The only thing more American than apple pie might be the shopping mall. Between 1970 and 2015, one industry analysis found, the number of malls in the United States grew at more than twice the rate of the population. Their ubiquity traces back to one architect’s insight about shopping: It’s not about the items you sell—it’s about the spectacle in which you sell them.
That architect, Austrian-born Victor Gruen, fathered the modern-day mall—the now-iconic complex of stores teeming with fountains, food courts, and idle teenagers. Gruen’s firm built Minnesota’s Southdale Center, which opened in 1956 as the country’s first indoor mega-mall. Its designers had one chief goal: to build an environment so alluring that consumers forgot what they came to buy and made impulsive purchases. “Shoppers will be so dazzled by a store’s surroundings,” wrote Gruen biographer M. Jeffrey Hardwick, “they will be drawn—unconsciously, continuously—to shop.”

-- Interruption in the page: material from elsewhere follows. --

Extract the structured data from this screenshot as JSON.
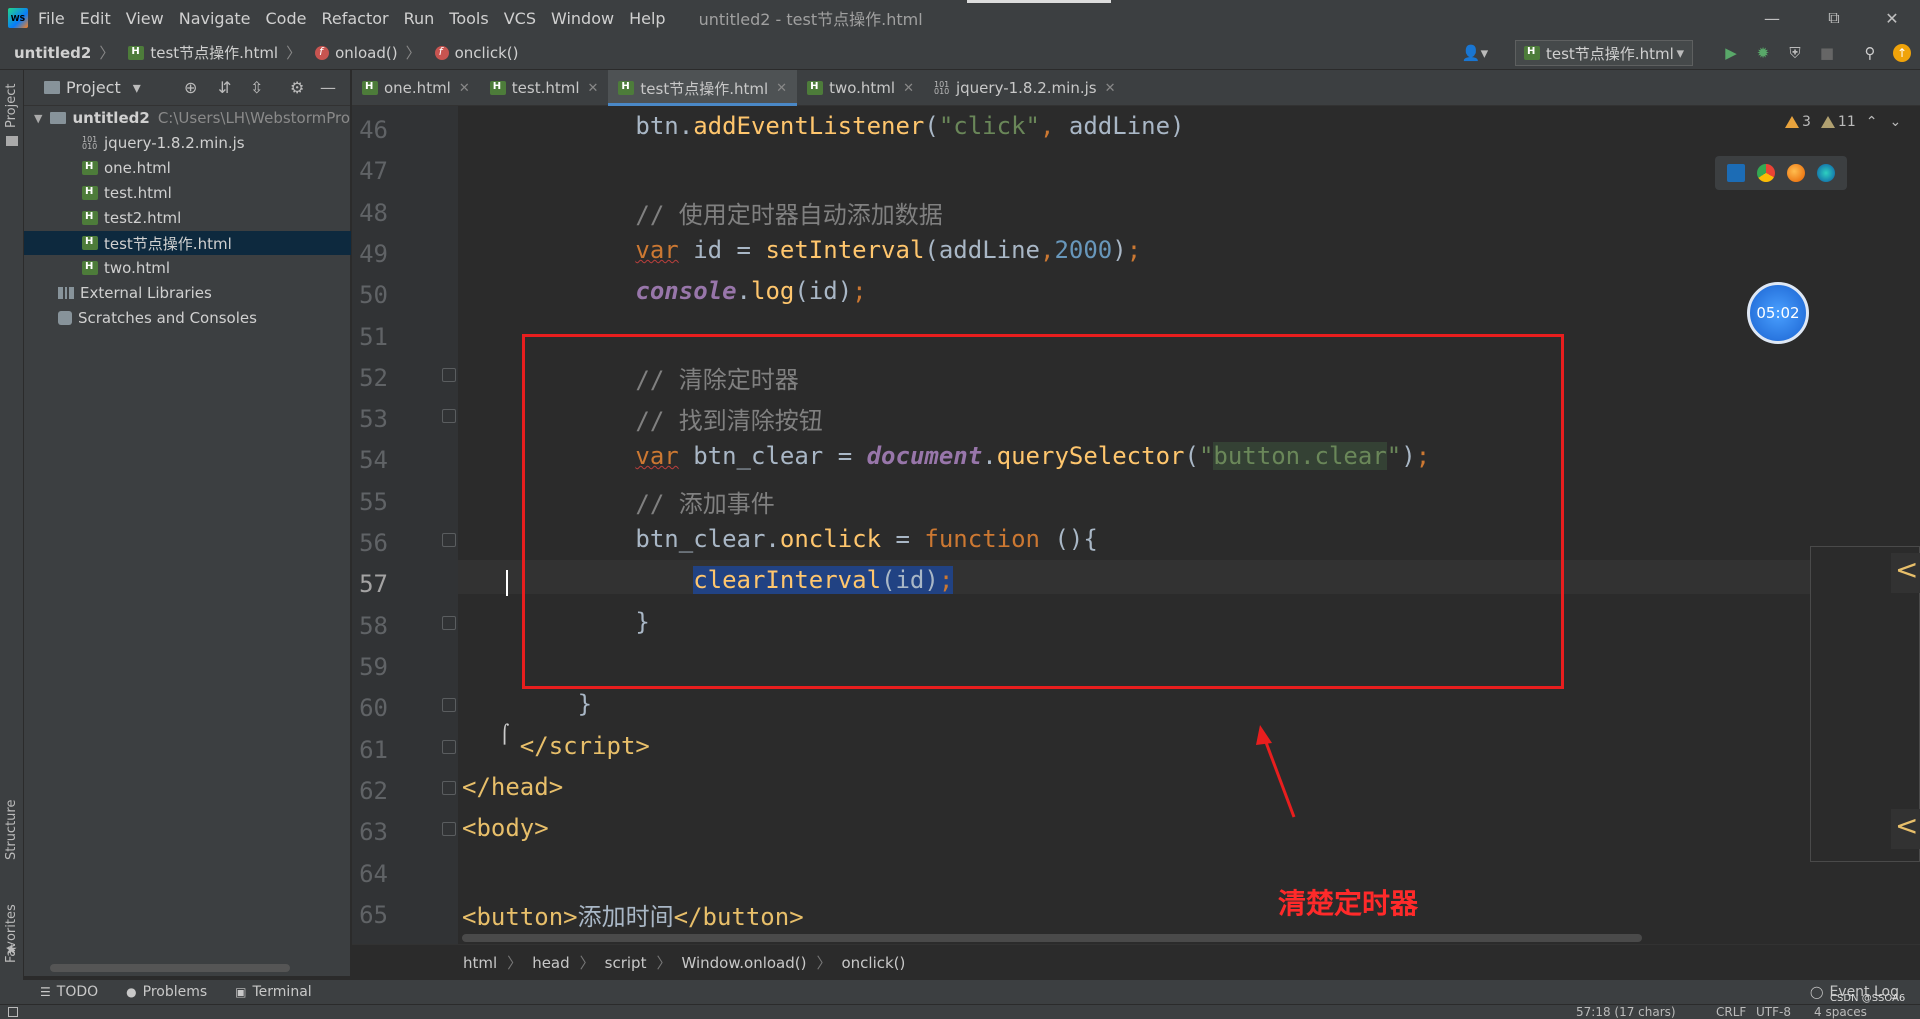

This phenomenon, known as Gruen Transfer, became hugely influential in retail design and familiar to any shopper. Those grocery trips where you insist you’ll just buy milk, only to leave with pears from an autumnal display, chocolates you couldn’t miss at checkout, and 20 other expendables? They are moments of Gruen Transfer—the store atmosphere seduced you into buying a full cart.
Today, headlines proclaim “the death of malls,” as consumers increasingly buy digitally or are too strapped for cash to spend at all. But shopping websites bring the Gruen Transfer online: You might log onto Amazon to buy books, then find yourself clicking one of countless products on its endless pages. If we want to dodge Gruen, on- and offline, we’ll need ways to block out the noise and stick to our shopping lists.